Elsbeth, her page and the ladies of the court are walking in the palace grounds. She does not want to talk about her future marriage but of the poor jester whom she so admired. She sends the others away but then discovers Fantasio who amuses her with his banter about the flowers; she is intrigued by the unknown jester. The king, the prince and Marinoni (disguised as each other) enter. Elsbeth is not impressed by the aide-de-camp's song. When she and Fantasio are alone he casts more doubt in her mind about going ahead with the liaison with the prince, and she longs for a reason to delay the union. The court enter and while Marinoni (as the prince) sings her a pompous song in praise of beauty Fantasio climbs a tree and with a stick lifts the wig from the head of the false prince. The marriage of the Mantuan prince is immediately compromised but Fantasio is taken away.

===Act 3===
1st tableau – a prison

Fantasio is delighted to have wrecked the wedding plans, but when Elsbeth visits him in his prison cell she says she must go ahead with the marriage to the prince of Mantua to avoid a diplomatic quarrel and help bring peace between the two kingdoms. Fantasio takes off all his disguise and sings his ballad from act 1. Hearing this romance she is moved, decides to help him elude the guards – who expect to see a hump-back jester, but not a young man – and gives him a key to the gardens.

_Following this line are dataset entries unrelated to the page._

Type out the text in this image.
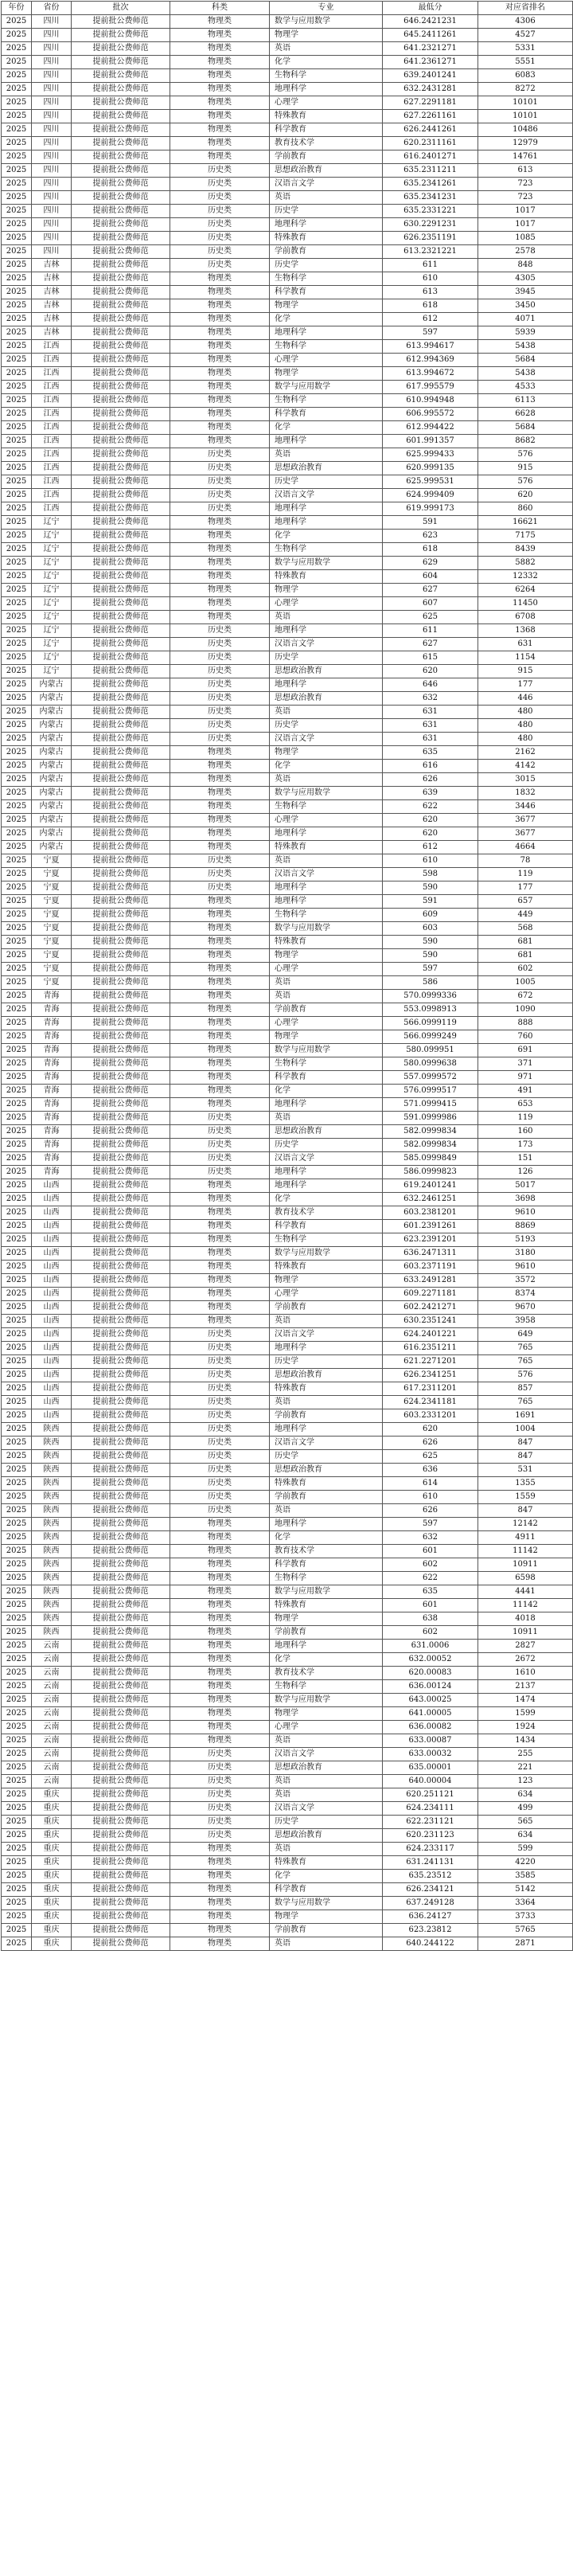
年份	省份	批次	科类	专业	最低分	对应省排名
2025	四川	提前批公费师范	物理类	数学与应用数学	646.2421231	4306
2025	四川	提前批公费师范	物理类	物理学	645.2411261	4527
2025	四川	提前批公费师范	物理类	英语	641.2321271	5331
2025	四川	提前批公费师范	物理类	化学	641.2361271	5551
2025	四川	提前批公费师范	物理类	生物科学	639.2401241	6083
2025	四川	提前批公费师范	物理类	地理科学	632.2431281	8272
2025	四川	提前批公费师范	物理类	心理学	627.2291181	10101
2025	四川	提前批公费师范	物理类	特殊教育	627.2261161	10101
2025	四川	提前批公费师范	物理类	科学教育	626.2441261	10486
2025	四川	提前批公费师范	物理类	教育技术学	620.2311161	12979
2025	四川	提前批公费师范	物理类	学前教育	616.2401271	14761
2025	四川	提前批公费师范	历史类	思想政治教育	635.2311211	613
2025	四川	提前批公费师范	历史类	汉语言文学	635.2341261	723
2025	四川	提前批公费师范	历史类	英语	635.2341231	723
2025	四川	提前批公费师范	历史类	历史学	635.2331221	1017
2025	四川	提前批公费师范	历史类	地理科学	630.2291231	1017
2025	四川	提前批公费师范	历史类	特殊教育	626.2351191	1085
2025	四川	提前批公费师范	历史类	学前教育	613.2321221	2578
2025	吉林	提前批公费师范	历史类	历史学	611	848
2025	吉林	提前批公费师范	物理类	生物科学	610	4305
2025	吉林	提前批公费师范	物理类	科学教育	613	3945
2025	吉林	提前批公费师范	物理类	物理学	618	3450
2025	吉林	提前批公费师范	物理类	化学	612	4071
2025	吉林	提前批公费师范	物理类	地理科学	597	5939
2025	江西	提前批公费师范	物理类	生物科学	613.994617	5438
2025	江西	提前批公费师范	物理类	心理学	612.994369	5684
2025	江西	提前批公费师范	物理类	物理学	613.994672	5438
2025	江西	提前批公费师范	物理类	数学与应用数学	617.995579	4533
2025	江西	提前批公费师范	物理类	生物科学	610.994948	6113
2025	江西	提前批公费师范	物理类	科学教育	606.995572	6628
2025	江西	提前批公费师范	物理类	化学	612.994422	5684
2025	江西	提前批公费师范	物理类	地理科学	601.991357	8682
2025	江西	提前批公费师范	历史类	英语	625.999433	576
2025	江西	提前批公费师范	历史类	思想政治教育	620.999135	915
2025	江西	提前批公费师范	历史类	历史学	625.999531	576
2025	江西	提前批公费师范	历史类	汉语言文学	624.999409	620
2025	江西	提前批公费师范	历史类	地理科学	619.999173	860
2025	辽宁	提前批公费师范	物理类	地理科学	591	16621
2025	辽宁	提前批公费师范	物理类	化学	623	7175
2025	辽宁	提前批公费师范	物理类	生物科学	618	8439
2025	辽宁	提前批公费师范	物理类	数学与应用数学	629	5882
2025	辽宁	提前批公费师范	物理类	特殊教育	604	12332
2025	辽宁	提前批公费师范	物理类	物理学	627	6264
2025	辽宁	提前批公费师范	物理类	心理学	607	11450
2025	辽宁	提前批公费师范	物理类	英语	625	6708
2025	辽宁	提前批公费师范	历史类	地理科学	611	1368
2025	辽宁	提前批公费师范	历史类	汉语言文学	627	631
2025	辽宁	提前批公费师范	历史类	历史学	615	1154
2025	辽宁	提前批公费师范	历史类	思想政治教育	620	915
2025	内蒙古	提前批公费师范	历史类	地理科学	646	177
2025	内蒙古	提前批公费师范	历史类	思想政治教育	632	446
2025	内蒙古	提前批公费师范	历史类	英语	631	480
2025	内蒙古	提前批公费师范	历史类	历史学	631	480
2025	内蒙古	提前批公费师范	历史类	汉语言文学	631	480
2025	内蒙古	提前批公费师范	物理类	物理学	635	2162
2025	内蒙古	提前批公费师范	物理类	化学	616	4142
2025	内蒙古	提前批公费师范	物理类	英语	626	3015
2025	内蒙古	提前批公费师范	物理类	数学与应用数学	639	1832
2025	内蒙古	提前批公费师范	物理类	生物科学	622	3446
2025	内蒙古	提前批公费师范	物理类	心理学	620	3677
2025	内蒙古	提前批公费师范	物理类	地理科学	620	3677
2025	内蒙古	提前批公费师范	物理类	特殊教育	612	4664
2025	宁夏	提前批公费师范	历史类	英语	610	78
2025	宁夏	提前批公费师范	历史类	汉语言文学	598	119
2025	宁夏	提前批公费师范	历史类	地理科学	590	177
2025	宁夏	提前批公费师范	物理类	地理科学	591	657
2025	宁夏	提前批公费师范	物理类	生物科学	609	449
2025	宁夏	提前批公费师范	物理类	数学与应用数学	603	568
2025	宁夏	提前批公费师范	物理类	特殊教育	590	681
2025	宁夏	提前批公费师范	物理类	物理学	590	681
2025	宁夏	提前批公费师范	物理类	心理学	597	602
2025	宁夏	提前批公费师范	物理类	英语	586	1005
2025	青海	提前批公费师范	物理类	英语	570.0999336	672
2025	青海	提前批公费师范	物理类	学前教育	553.0998913	1090
2025	青海	提前批公费师范	物理类	心理学	566.0999119	888
2025	青海	提前批公费师范	物理类	物理学	566.0999249	760
2025	青海	提前批公费师范	物理类	数学与应用数学	580.099951	691
2025	青海	提前批公费师范	物理类	生物科学	580.0999638	371
2025	青海	提前批公费师范	物理类	科学教育	557.0999572	971
2025	青海	提前批公费师范	物理类	化学	576.0999517	491
2025	青海	提前批公费师范	物理类	地理科学	571.0999415	653
2025	青海	提前批公费师范	历史类	英语	591.0999986	119
2025	青海	提前批公费师范	历史类	思想政治教育	582.0999834	160
2025	青海	提前批公费师范	历史类	历史学	582.0999834	173
2025	青海	提前批公费师范	历史类	汉语言文学	585.0999849	151
2025	青海	提前批公费师范	历史类	地理科学	586.0999823	126
2025	山西	提前批公费师范	物理类	地理科学	619.2401241	5017
2025	山西	提前批公费师范	物理类	化学	632.2461251	3698
2025	山西	提前批公费师范	物理类	教育技术学	603.2381201	9610
2025	山西	提前批公费师范	物理类	科学教育	601.2391261	8869
2025	山西	提前批公费师范	物理类	生物科学	623.2391201	5193
2025	山西	提前批公费师范	物理类	数学与应用数学	636.2471311	3180
2025	山西	提前批公费师范	物理类	特殊教育	603.2371191	9610
2025	山西	提前批公费师范	物理类	物理学	633.2491281	3572
2025	山西	提前批公费师范	物理类	心理学	609.2271181	8374
2025	山西	提前批公费师范	物理类	学前教育	602.2421271	9670
2025	山西	提前批公费师范	物理类	英语	630.2351241	3958
2025	山西	提前批公费师范	历史类	汉语言文学	624.2401221	649
2025	山西	提前批公费师范	历史类	地理科学	616.2351211	765
2025	山西	提前批公费师范	历史类	历史学	621.2271201	765
2025	山西	提前批公费师范	历史类	思想政治教育	626.2341251	576
2025	山西	提前批公费师范	历史类	特殊教育	617.2311201	857
2025	山西	提前批公费师范	历史类	英语	624.2341181	765
2025	山西	提前批公费师范	历史类	学前教育	603.2331201	1691
2025	陕西	提前批公费师范	历史类	地理科学	620	1004
2025	陕西	提前批公费师范	历史类	汉语言文学	626	847
2025	陕西	提前批公费师范	历史类	历史学	625	847
2025	陕西	提前批公费师范	历史类	思想政治教育	636	531
2025	陕西	提前批公费师范	历史类	特殊教育	614	1355
2025	陕西	提前批公费师范	历史类	学前教育	610	1559
2025	陕西	提前批公费师范	历史类	英语	626	847
2025	陕西	提前批公费师范	物理类	地理科学	597	12142
2025	陕西	提前批公费师范	物理类	化学	632	4911
2025	陕西	提前批公费师范	物理类	教育技术学	601	11142
2025	陕西	提前批公费师范	物理类	科学教育	602	10911
2025	陕西	提前批公费师范	物理类	生物科学	622	6598
2025	陕西	提前批公费师范	物理类	数学与应用数学	635	4441
2025	陕西	提前批公费师范	物理类	特殊教育	601	11142
2025	陕西	提前批公费师范	物理类	物理学	638	4018
2025	陕西	提前批公费师范	物理类	学前教育	602	10911
2025	云南	提前批公费师范	物理类	地理科学	631.0006	2827
2025	云南	提前批公费师范	物理类	化学	632.00052	2672
2025	云南	提前批公费师范	物理类	教育技术学	620.00083	1610
2025	云南	提前批公费师范	物理类	生物科学	636.00124	2137
2025	云南	提前批公费师范	物理类	数学与应用数学	643.00025	1474
2025	云南	提前批公费师范	物理类	物理学	641.00005	1599
2025	云南	提前批公费师范	物理类	心理学	636.00082	1924
2025	云南	提前批公费师范	物理类	英语	633.00087	1434
2025	云南	提前批公费师范	历史类	汉语言文学	633.00032	255
2025	云南	提前批公费师范	历史类	思想政治教育	635.00001	221
2025	云南	提前批公费师范	历史类	英语	640.00004	123
2025	重庆	提前批公费师范	历史类	英语	620.251121	634
2025	重庆	提前批公费师范	历史类	汉语言文学	624.234111	499
2025	重庆	提前批公费师范	历史类	历史学	622.231121	565
2025	重庆	提前批公费师范	历史类	思想政治教育	620.231123	634
2025	重庆	提前批公费师范	物理类	英语	624.233117	599
2025	重庆	提前批公费师范	物理类	特殊教育	631.241131	4220
2025	重庆	提前批公费师范	物理类	化学	635.23512	3585
2025	重庆	提前批公费师范	物理类	科学教育	626.234121	5142
2025	重庆	提前批公费师范	物理类	数学与应用数学	637.249128	3364
2025	重庆	提前批公费师范	物理类	物理学	636.24127	3733
2025	重庆	提前批公费师范	物理类	学前教育	623.23812	5765
2025	重庆	提前批公费师范	物理类	英语	640.244122	2871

2nd tableau – the courtyard in front of the king's palace

Back in his student clothes Fantasio calms his friends who were planning to get him out the palace prison and clamoring for revenge. Meanwhile the king and the prince are preparing to declare war. Fantasio challenges the prince of Mantua to a duel but the prince backs off, preferring to renounce marriage with Elsbeth and return to Mantua. Fantasio, whom the students have named "king of fools", pleads for peace, is pardoned by the king and Elsbeth names him prince for having avoided war. Fantasio offers her to return the key to the palace gardens she had given him, but she asks him to keep it.

==Recording==
Sarah Connolly (Fantasio), Brenda Rae (Elsbeth), Brindley Sherrat (The King of Bavaria), Russell Braun (The Prince of Mantua), Robert Murray (Marinoni), Victoria Simmonds (Flamel), Neal Davies (Spark). Mark Elder conducts the Opera Rara Chorus and the Orchestra of the Age of Enlightenment. Recorded December 2013, released 2014. CD Opera Rara Cat:ORC351. This won Best CD (Complete Opera) at the International Opera Awards 2015.

In 1959 Erato Records issued a recording of Camille Maurane (baritone) and György Sebők (piano) performing the "Ballade à la lune". More recently Anne Sofie von Otter and Marianne Crebassa have also recorded this excerpt.